What does that mean, exactly? In the case of Citigroup, evidently it meant a lot of rhetoric about making sure banks have enough capital to offset their risk while politely ignoring Citi making riskier and riskier deals as its capital dwindled.
Because the Fed conducts much of its work in secret, details about Geithner’s role in the Citigroup debacle remain hidden. But a review of publicly available records shows that the New York Fed, in a key period, relaxed oversight as Citigroup went on a risky spree…
In 2006, Citigroup’s issuances of collateralized debt obligations – securities in which mortgages and other debts are bundled and sold based on risk – grew to $40.9 billion, more than double the prior year. The number of subprime mortgages originated by Citigroup rose 85 percent that year, while other top originators had begun reducing subprime output, Fed data show…
These deals pumped up Citigroup’s balance sheet. Assets went from $1.2 trillion at the end of 2003 to $2.3 trillion by September 2007. But the bank’s defenses weakened during the same period. By the end of September of 2007, records show, Citigroup’s once comfortable Tier 1 capital ratio had fallen to 7.32 percent, below the bank’s target…
When it comes to valuing [a company's capital] base, regulators and credit rating agencies favor using common stock. But Citigroup, beginning in late 2007, relied increasingly on “hybrid” capital forms, such as trust-preferred securities, to prop up its Tier 1 ratio.

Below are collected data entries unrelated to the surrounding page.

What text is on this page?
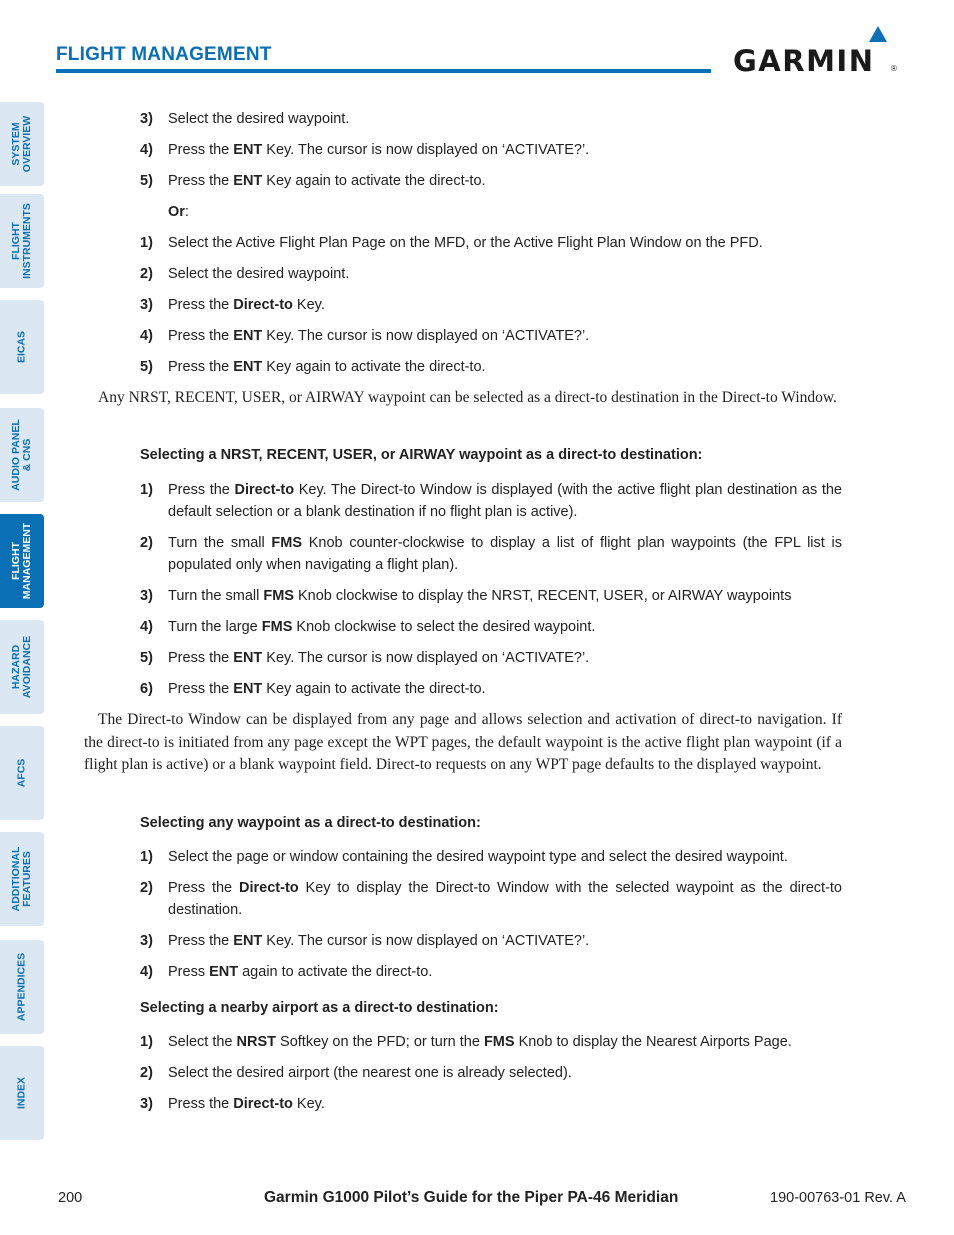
FLIGHT MANAGEMENT	GARMIN ®
SYSTEM
OVERVIEW
FLIGHT
INSTRUMENTS
EICAS
AUDIO PANEL
& CNS
FLIGHT
MANAGEMENT
HAZARD
AVOIDANCE
AFCS
ADDITIONAL
FEATURES
APPENDICES
INDEX
3) Select the desired waypoint.
4) Press the ENT Key. The cursor is now displayed on ‘ACTIVATE?’.
5) Press the ENT Key again to activate the direct-to.
Or:
1) Select the Active Flight Plan Page on the MFD, or the Active Flight Plan Window on the PFD.
2) Select the desired waypoint.
3) Press the Direct-to Key.
4) Press the ENT Key. The cursor is now displayed on ‘ACTIVATE?’.
5) Press the ENT Key again to activate the direct-to.
Any NRST, RECENT, USER, or AIRWAY waypoint can be selected as a direct-to destination in the Direct-to Window.
Selecting a NRST, RECENT, USER, or AIRWAY waypoint as a direct-to destination:
1) Press the Direct-to Key. The Direct-to Window is displayed (with the active flight plan destination as the default selection or a blank destination if no flight plan is active).
2) Turn the small FMS Knob counter-clockwise to display a list of flight plan waypoints (the FPL list is populated only when navigating a flight plan).
3) Turn the small FMS Knob clockwise to display the NRST, RECENT, USER, or AIRWAY waypoints
4) Turn the large FMS Knob clockwise to select the desired waypoint.
5) Press the ENT Key. The cursor is now displayed on ‘ACTIVATE?’.
6) Press the ENT Key again to activate the direct-to.
The Direct-to Window can be displayed from any page and allows selection and activation of direct-to navigation. If the direct-to is initiated from any page except the WPT pages, the default waypoint is the active flight plan waypoint (if a flight plan is active) or a blank waypoint field. Direct-to requests on any WPT page defaults to the displayed waypoint.
Selecting any waypoint as a direct-to destination:
1) Select the page or window containing the desired waypoint type and select the desired waypoint.
2) Press the Direct-to Key to display the Direct-to Window with the selected waypoint as the direct-to destination.
3) Press the ENT Key. The cursor is now displayed on ‘ACTIVATE?’.
4) Press ENT again to activate the direct-to.
Selecting a nearby airport as a direct-to destination:
1) Select the NRST Softkey on the PFD; or turn the FMS Knob to display the Nearest Airports Page.
2) Select the desired airport (the nearest one is already selected).
3) Press the Direct-to Key.
200	Garmin G1000 Pilot’s Guide for the Piper PA-46 Meridian	190-00763-01 Rev. A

Even with these hybrids, its capital ratio dipped to 7.12, well below peers like JP Morgan Chase, at 8.44 percent, or Bank of New York Mellon, at 9.32 percent. In general, the NY Fed and the Federal Reserve allow the use of hybrid capital but apply limits and ask firms to obtain prior approval. In 2007, Citigroup exceeded the limit, the only bank among its peers to do so.
Don’t expect Republicans to hassle him at his confirmation hearing for not being a strict enough regulator. Will Democrats? They’re chomping at the bit to “fix” Wall Street; The One himself, in his speech on the stimulus, vowed that “No longer can we allow Wall Street wrongdoers to slip through regulatory cracks.”
Why he’d pick Geithner as his economic quarterback in those circumstances seems bizarre — until you realize what his real job will be, and the fact that Larry Summers almost certainly would have been Treasury Secretary instead if not for the “unpleasantness” at Harvard.